Hoping to encourage more whistle-blowing by city employees and residents, Chick promised that her Waste and Fraud Unit would investigate all "legitimate and valid" complaints of unethical or illegal activity reported over the hotline's toll-free telephone number:

(866) 428-1514

"Confidentiality absolutely is protected," she said. "Too often, people don't know where to go when they have a problem. Now, people who have information or concerns to bring forward will have a place to go."

Calls will be routed to the Network, a private call center the city is contracting with for the hotline, at a cost of $45,000 a year. The firm's employees are trained to evaluate whistle-blower tips, Chick said.

They will rank them in order of importance and send reports to the city's three full-time fraud investigators.

Since the Waste and Fraud Unit was established in Chick's office in September 2005, it has received more than 200 complaints, some of which uncovered serious problems.

Chick cited two recent telephone tips.

One led to theft charges against a city employee, who later pleaded guilty; another alleged that a parking lot owner was illegally evading city taxes.
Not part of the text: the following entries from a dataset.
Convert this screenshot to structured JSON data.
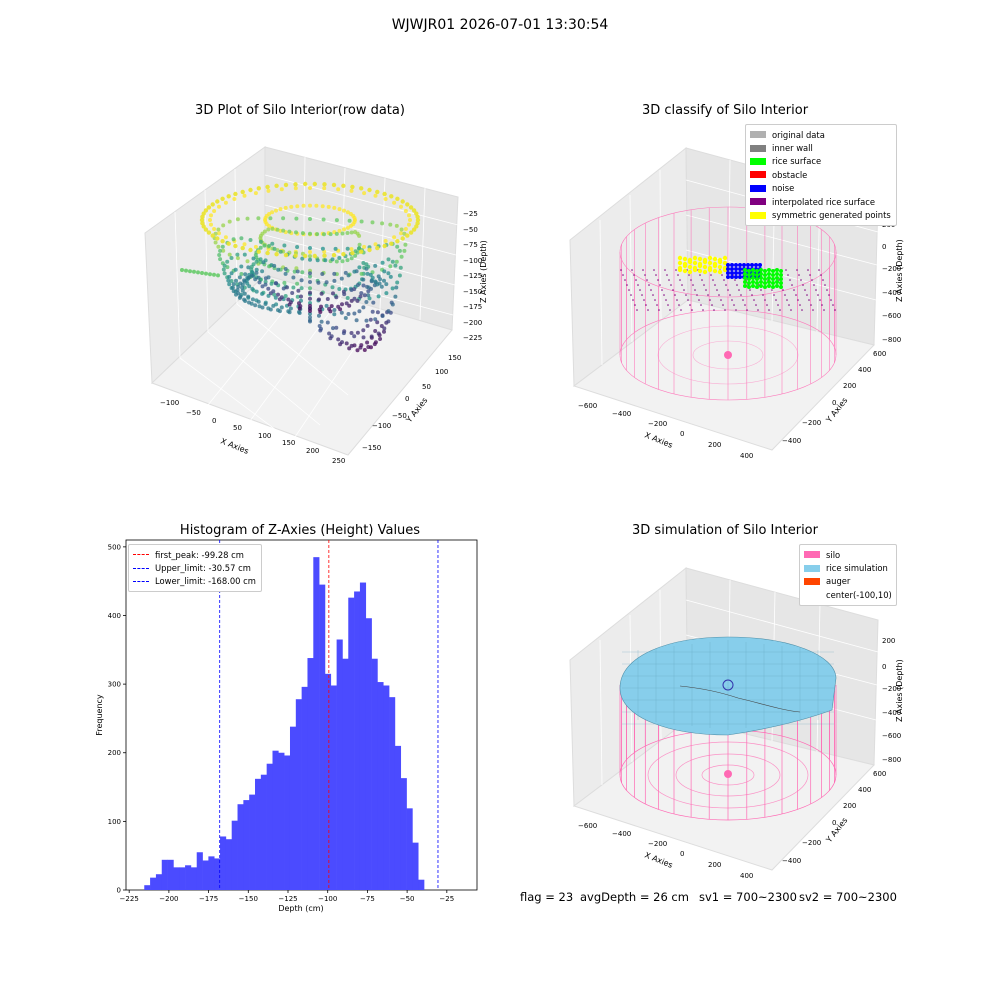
{
  "suptitle": "WJWJR01 2026-07-01 13:30:54",
  "colors": {
    "original": "#b0b0b0",
    "inner_wall": "#808080",
    "rice_surface": "#00ff00",
    "obstacle": "#ff0000",
    "noise": "#0000ff",
    "interpolated": "#800080",
    "symmetric": "#ffff00",
    "silo": "#ff69b4",
    "rice_sim": "#87ceeb",
    "auger": "#ff4500",
    "hist_bar": "#4b4bff"
  },
  "panel_raw": {
    "title": "3D Plot of Silo Interior(row data)",
    "x_label": "X Axies",
    "y_label": "Y Axies",
    "z_label": "Z Axies (Depth)",
    "x_ticks": [
      "−100",
      "−50",
      "0",
      "50",
      "100",
      "150",
      "200",
      "250"
    ],
    "y_ticks": [
      "−150",
      "−100",
      "−50",
      "0",
      "50",
      "100",
      "150"
    ],
    "z_ticks": [
      "−25",
      "−50",
      "−75",
      "−100",
      "−125",
      "−150",
      "−175",
      "−200",
      "−225"
    ]
  },
  "panel_classify": {
    "title": "3D classify of Silo Interior",
    "x_label": "X Axies",
    "y_label": "Y Axies",
    "z_label": "Z Axies (Depth)",
    "x_ticks": [
      "−600",
      "−400",
      "−200",
      "0",
      "200",
      "400"
    ],
    "y_ticks": [
      "−400",
      "−200",
      "0",
      "200",
      "400",
      "600"
    ],
    "z_ticks": [
      "200",
      "0",
      "−200",
      "−400",
      "−600",
      "−800"
    ],
    "legend": [
      {
        "label": "original data",
        "color": "#b0b0b0"
      },
      {
        "label": "inner wall",
        "color": "#808080"
      },
      {
        "label": "rice surface",
        "color": "#00ff00"
      },
      {
        "label": "obstacle",
        "color": "#ff0000"
      },
      {
        "label": "noise",
        "color": "#0000ff"
      },
      {
        "label": "interpolated rice surface",
        "color": "#800080"
      },
      {
        "label": "symmetric generated points",
        "color": "#ffff00"
      }
    ]
  },
  "panel_sim": {
    "title": "3D simulation of Silo Interior",
    "x_label": "X Axies",
    "y_label": "Y Axies",
    "z_label": "Z Axies (Depth)",
    "x_ticks": [
      "−600",
      "−400",
      "−200",
      "0",
      "200",
      "400"
    ],
    "y_ticks": [
      "−400",
      "−200",
      "0",
      "200",
      "400",
      "600"
    ],
    "z_ticks": [
      "200",
      "0",
      "−200",
      "−400",
      "−600",
      "−800"
    ],
    "legend": [
      {
        "label": "silo",
        "color": "#ff69b4"
      },
      {
        "label": "rice simulation",
        "color": "#87ceeb"
      },
      {
        "label": "auger",
        "color": "#ff4500"
      },
      {
        "label": "center(-100,10)",
        "color": "transparent"
      }
    ]
  },
  "chart_data": {
    "type": "bar",
    "title": "Histogram of Z-Axies (Height) Values",
    "xlabel": "Depth (cm)",
    "ylabel": "Frequency",
    "xlim": [
      -227,
      -6
    ],
    "ylim": [
      0,
      510
    ],
    "x_ticks": [
      -225,
      -200,
      -175,
      -150,
      -125,
      -100,
      -75,
      -50,
      -25
    ],
    "x_tick_labels": [
      "−225",
      "−200",
      "−175",
      "−150",
      "−125",
      "−100",
      "−75",
      "−50",
      "−25"
    ],
    "y_ticks": [
      0,
      100,
      200,
      300,
      400,
      500
    ],
    "y_tick_labels": [
      "0",
      "100",
      "200",
      "300",
      "400",
      "500"
    ],
    "bin_start": -215.5,
    "bin_width": 3.67,
    "values": [
      7,
      18,
      23,
      44,
      44,
      33,
      33,
      36,
      33,
      55,
      43,
      49,
      46,
      78,
      74,
      101,
      125,
      131,
      139,
      162,
      168,
      184,
      203,
      200,
      196,
      238,
      278,
      296,
      338,
      485,
      445,
      315,
      298,
      365,
      337,
      426,
      435,
      448,
      396,
      337,
      303,
      298,
      281,
      210,
      163,
      119,
      69,
      15
    ],
    "lines": [
      {
        "label": "first_peak: -99.28 cm",
        "x": -99.28,
        "color": "#ff0000"
      },
      {
        "label": "Upper_limit: -30.57 cm",
        "x": -30.57,
        "color": "#0000ff"
      },
      {
        "label": "Lower_limit: -168.00 cm",
        "x": -168.0,
        "color": "#0000ff"
      }
    ]
  },
  "footer": {
    "flag": "flag = 23",
    "avg_depth": "avgDepth = 26 cm",
    "sv1": "sv1 = 700~2300",
    "sv2": "sv2 = 700~2300"
  }
}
Whistle-blowers also have sparked investigations that have exposed hazing and harassment at the Los Angeles Fire Department and contract improprieties at the city's port and airports, Chick said.

One of the city's most publicized cases, in which the public relations firm Fleishman-Hillard had overbilled the Department of Water and Power by $4.2 million, would not have come to light without whistle-blowers' help, Chick said. The firm's executive and his aide were found guilty in the resulting criminal case and are awaiting sentencing.

"If you look at any large organization, and human nature, there are going to be problems," Chick said.